Camden Council proposes a 20mph area between Prince Albert Road-Parkway on the south, Camden High Street on the east, Camden Lock and the railway line on the north and Primrose Hill Road-Regents Park Road-Albert Terrace on the west side.
The 20 mph limit will be indicated by signs and support with traffic calming measures. And pedestrian crossings will be added.
– Provide a new zebra crossing on Primrose Hill Road, by the junction with Regent’s Park Road
– Provide a new raised crossing on Regent’s Park Road, by the junction with Chamberlain Street
– Provide a new raised crossing on Regent’s Park Road, by the junction with Berkley Road.
– Narrow the carriageway at Mornington Terrace at its junction with Delancey Street
– Remove the existing refuge island at St. Mark’s Square, by the junction with Regent’s Park Road, and build out the footway.
– Raise the existing zebra crossing on Primrose Hill Road, by the junction with Elsworthy Road.
– Raise the existing zebra crossing on Primrose Hill Road, by the junction with Ainger Road.
– Provide a new raised crossing on Gloucester Avenue, by the junction with Princess Road.
– Introduce road humps on King Henry’s Road.
Note: In October 2011, CCC was asked (by Tina Pancha, Transport Planner LB Camden) to say what we thinks needs to be addressed in Primrose Hill Area. It is disappointing that none of our concerns has been addressed.

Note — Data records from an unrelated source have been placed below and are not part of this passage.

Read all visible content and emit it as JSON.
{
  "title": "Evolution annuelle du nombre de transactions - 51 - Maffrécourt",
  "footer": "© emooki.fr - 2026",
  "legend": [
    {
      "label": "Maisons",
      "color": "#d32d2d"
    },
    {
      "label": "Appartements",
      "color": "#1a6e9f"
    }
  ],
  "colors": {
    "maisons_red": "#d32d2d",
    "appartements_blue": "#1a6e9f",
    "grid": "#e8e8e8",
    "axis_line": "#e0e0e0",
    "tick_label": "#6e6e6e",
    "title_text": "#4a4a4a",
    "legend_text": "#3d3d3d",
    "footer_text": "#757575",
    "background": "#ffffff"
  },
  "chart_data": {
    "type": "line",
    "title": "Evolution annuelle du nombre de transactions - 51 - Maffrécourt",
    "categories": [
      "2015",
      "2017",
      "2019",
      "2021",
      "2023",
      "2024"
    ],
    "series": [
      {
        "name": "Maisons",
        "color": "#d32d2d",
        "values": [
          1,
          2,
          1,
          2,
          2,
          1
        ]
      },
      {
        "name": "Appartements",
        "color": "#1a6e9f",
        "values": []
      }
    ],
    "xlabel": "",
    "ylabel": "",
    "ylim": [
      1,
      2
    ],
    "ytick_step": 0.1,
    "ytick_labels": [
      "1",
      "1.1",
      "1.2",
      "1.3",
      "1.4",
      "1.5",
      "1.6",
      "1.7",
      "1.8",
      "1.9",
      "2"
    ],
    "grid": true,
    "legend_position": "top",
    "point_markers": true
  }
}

– constant width in Delancey Street
– proper 1.7m cycle lanes in Prince Albert Road
– reduce St Marks Square to two lanes to reduce speeding and provide contraflow cycling
This consultation from Camden Camden Council proposes a 20mph area between Prince Albert Road-Delancey Street on the south, Arlington Road on the east, Camden Lock and the railway line on the north and Primrose Hill Road-Regents Park Road-Albert Terrace on the west side.
I am writing on behalf of Camden Cycling Campaign, the local borough group of London Cycling Campaign (LCC). We have over 600 members and represent the interests of cyclists living or working in the borough of Camden. We consulted our members by email on this issue and this response reflects the views of the membership.
We are very supportive of the proposal for this 20 mph area because it should make the roads safer for people who walk and cycle, reduce pollution and improve the quality of life in the streets.
We strongly support the traffic calming measures in King Henry’s Road and Gloucester Avenue which form part of an important local east-west cycle route. Similarly, traffic calming in Primrose Hill Road and Regents Park Road will be beneficial to many people who cycle that way.
We would like you to consider the following additional safety measures for cyclists:
Delancey Street: although not an official cycle route, many people need to cycle on Delancey Street. It’s characteristics are hazardous for cycling: it is two lanes wide with pinch points at the junctions of Arlington Road and Albert Road. We don’t believe that installing 20 mph signs will change motorists behaviour of rushing to get ahead on the wider parts of the road. We do, however, believe that reducing the road to a single lane of motor traffic and a wide cycle lane would be effective in reducing speeds. This idea is being proposed in Camden Town East, why not in the west as well?The build outs at the junction of Mornington Terrace may help a little in this respect.
Prince Albert Road: The section between Gloucester Gate and Albert Terrace has cycle lanes on both sides of the road for most of the way. These lanes should be made continuous all the way along both sides of the road and through the junctions. As they are well below the minimum width they should be increased to at least 1.7 m. The consequent narrowing of the road could help with speed reduction.
Junctions of Parkway/Prince Albert Road and Parkway /Oval Road: After emerging from Regents Park, is very difficult to negotiate this sequence of junctions on a cycle because there is no space in the road dedicated to cycles. This is a problem of congestion, rather than speed: space needs to be made for cycles.
St Marks Square: The southbound approach on St Marks Square has three traffic lanes; the two left-turn lanes are a potential hazard to cyclists. For safety, the road should be reduced to two southbound vehicle lanes, leaving room to make it two way either for all vehicles or for cycling. Either provision would form a cycle link between the Broadwalk via St Marks Bridge and Princess Road into Primrose Hill.
Please would you acknowledge receipt of this response; if you prefer a written submission please let me know. We would like to have a meeting with you to discuss the many safety concerns listed above.